Paul (Thomas Coombes) is a shaven-headed chancer with anger issues. Jan (Jamie Crew) is marginally more optimistic and wants to make his life better but doesn’t quite seem to have the required get-up-and-go. Louis (Tyler Fayose) is intelligent and willing to apply himself, but still struggling to find a break.
The first play, Killing Time, revolves around the lads’ attempt to steal a car for Paul’s cousin. It is the lightest in tone of the three plays with some genuinely funny lines, and sets the foundations well for each of the lads’ characters.
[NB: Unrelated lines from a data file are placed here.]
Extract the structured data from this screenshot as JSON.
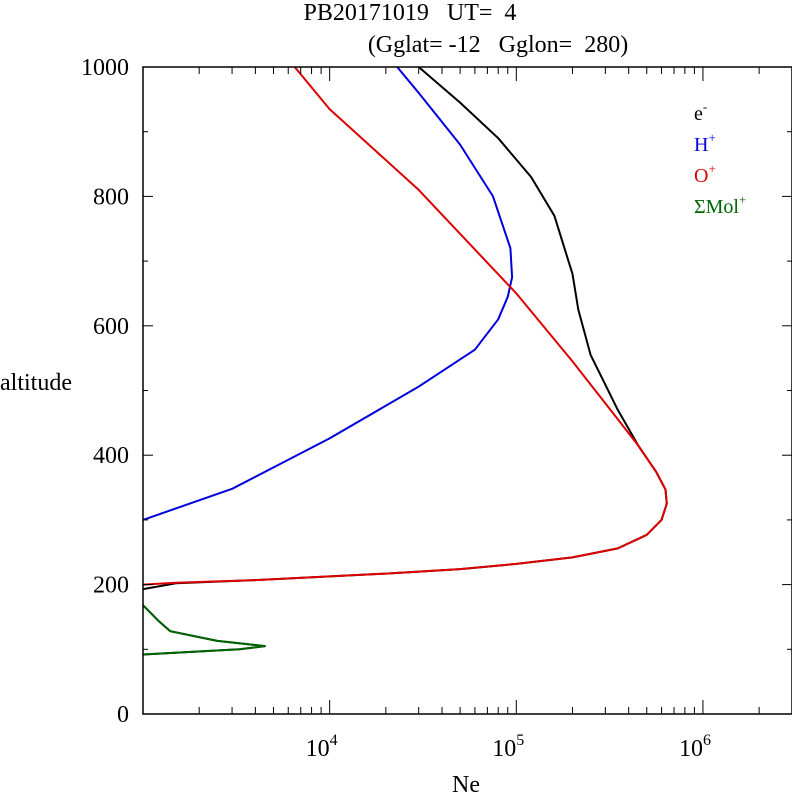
{
  "chart_data": {
    "type": "line",
    "title_line1": "PB20171019   UT=  4",
    "title_line2": "(Gglat= -12   Gglon=  280)",
    "xlabel": "Ne",
    "ylabel": "altitude",
    "x_scale": "log",
    "xlim": [
      1000,
      3000000
    ],
    "ylim": [
      0,
      1000
    ],
    "y_ticks": [
      0,
      200,
      400,
      600,
      800,
      1000
    ],
    "y_tick_labels": [
      "0",
      "200",
      "400",
      "600",
      "800",
      "1000"
    ],
    "x_ticks": [
      10000,
      100000,
      1000000
    ],
    "x_tick_labels": [
      {
        "base": "10",
        "exp": "4"
      },
      {
        "base": "10",
        "exp": "5"
      },
      {
        "base": "10",
        "exp": "6"
      }
    ],
    "grid": false,
    "legend_position": "top-right",
    "series": [
      {
        "name": "e",
        "sup": "-",
        "color": "#000000",
        "points": [
          [
            1000,
            92
          ],
          [
            3300,
            100
          ],
          [
            4500,
            105
          ],
          [
            2500,
            113
          ],
          [
            1400,
            128
          ],
          [
            1200,
            145
          ],
          [
            1050,
            162
          ],
          [
            1000,
            168
          ]
        ]
      },
      {
        "name": "e",
        "sup": "-",
        "color": "#000000",
        "points": [
          [
            1000,
            193
          ],
          [
            1500,
            202
          ],
          [
            4000,
            207
          ],
          [
            20000,
            217
          ],
          [
            50000,
            224
          ],
          [
            100000,
            232
          ],
          [
            200000,
            242
          ],
          [
            350000,
            256
          ],
          [
            500000,
            277
          ],
          [
            600000,
            300
          ],
          [
            640000,
            325
          ],
          [
            630000,
            347
          ],
          [
            560000,
            375
          ],
          [
            450000,
            415
          ],
          [
            350000,
            470
          ],
          [
            250000,
            555
          ],
          [
            215000,
            625
          ],
          [
            200000,
            680
          ],
          [
            160000,
            770
          ],
          [
            120000,
            830
          ],
          [
            80000,
            890
          ],
          [
            50000,
            945
          ],
          [
            30000,
            1000
          ]
        ]
      },
      {
        "name": "H",
        "sup": "+",
        "color": "#0000dd",
        "points": [
          [
            1000,
            300
          ],
          [
            3000,
            348
          ],
          [
            10000,
            426
          ],
          [
            30000,
            506
          ],
          [
            60000,
            563
          ],
          [
            80000,
            610
          ],
          [
            90000,
            645
          ],
          [
            95000,
            675
          ],
          [
            93000,
            720
          ],
          [
            75000,
            800
          ],
          [
            50000,
            880
          ],
          [
            30000,
            960
          ],
          [
            23000,
            1000
          ]
        ]
      },
      {
        "name": "O",
        "sup": "+",
        "color": "#dd0000",
        "points": [
          [
            1000,
            200
          ],
          [
            1500,
            203
          ],
          [
            4000,
            207
          ],
          [
            20000,
            217
          ],
          [
            50000,
            224
          ],
          [
            100000,
            232
          ],
          [
            200000,
            242
          ],
          [
            350000,
            256
          ],
          [
            500000,
            277
          ],
          [
            600000,
            300
          ],
          [
            640000,
            325
          ],
          [
            630000,
            347
          ],
          [
            560000,
            375
          ],
          [
            450000,
            415
          ],
          [
            300000,
            480
          ],
          [
            200000,
            545
          ],
          [
            100000,
            650
          ],
          [
            30000,
            810
          ],
          [
            10000,
            935
          ],
          [
            6500,
            1000
          ]
        ]
      },
      {
        "name": "ΣMol",
        "sup": "+",
        "color": "#006400",
        "points": [
          [
            1000,
            92
          ],
          [
            3300,
            100
          ],
          [
            4500,
            105
          ],
          [
            2500,
            113
          ],
          [
            1400,
            128
          ],
          [
            1200,
            145
          ],
          [
            1050,
            162
          ],
          [
            1000,
            168
          ]
        ]
      }
    ],
    "legend": [
      {
        "label": "e",
        "sup": "-",
        "color": "#000000"
      },
      {
        "label": "H",
        "sup": "+",
        "color": "#0000dd"
      },
      {
        "label": "O",
        "sup": "+",
        "color": "#dd0000"
      },
      {
        "label": "ΣMol",
        "sup": "+",
        "color": "#006400"
      }
    ]
  }
}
The second play, Abide With Me, sees the lads attempting to get in to Wembley to watch the 1976 FA Cup Final between Manchester United and Southampton. Jan’s Uncle Harold has promised them tickets, but fails to deliver. The lads’ relationships begin to crack; Paul becomes increasingly angry and unstable, Jan realises there might be an alternative to just following Man U around the country and Louis decides that certain friendships might not fit into his life plan.
The third play, In the City, is set during the Notting Hill Carnival the following year and sees the lads reunited. Louis has finally put his year of refrigeration training to good use, Jan is on the eve of an army tour to Northern Ireland… and Paul has arranged for them to meet two "spade bints" (black girls) to give him a good send-off. The reunion rapidly deteriorates into a quite brutally violent scene with serious consequences.
The three young actors are very strong, grasping the dialogue by the throat and creating rounded characters. The energy shown by Coombes as Paul is exceptional, in particular. The costumes, whilst perhaps a little clichéd, evoke the 70s well, and the play makes excellent use of the performance space (a prefab-type building which formerly housed a Youth Enterprise Scheme), including some highly imaginative scene-change techniques.
This first London staging of Barbarians since the early 1990s comes at a time that has many parallels with the late 70s, including rising unemployment and disengaged youth. That alone would be a reason to give it a visit, but the strong script and very talented young cast make it well worth the trip south on the Northern Line.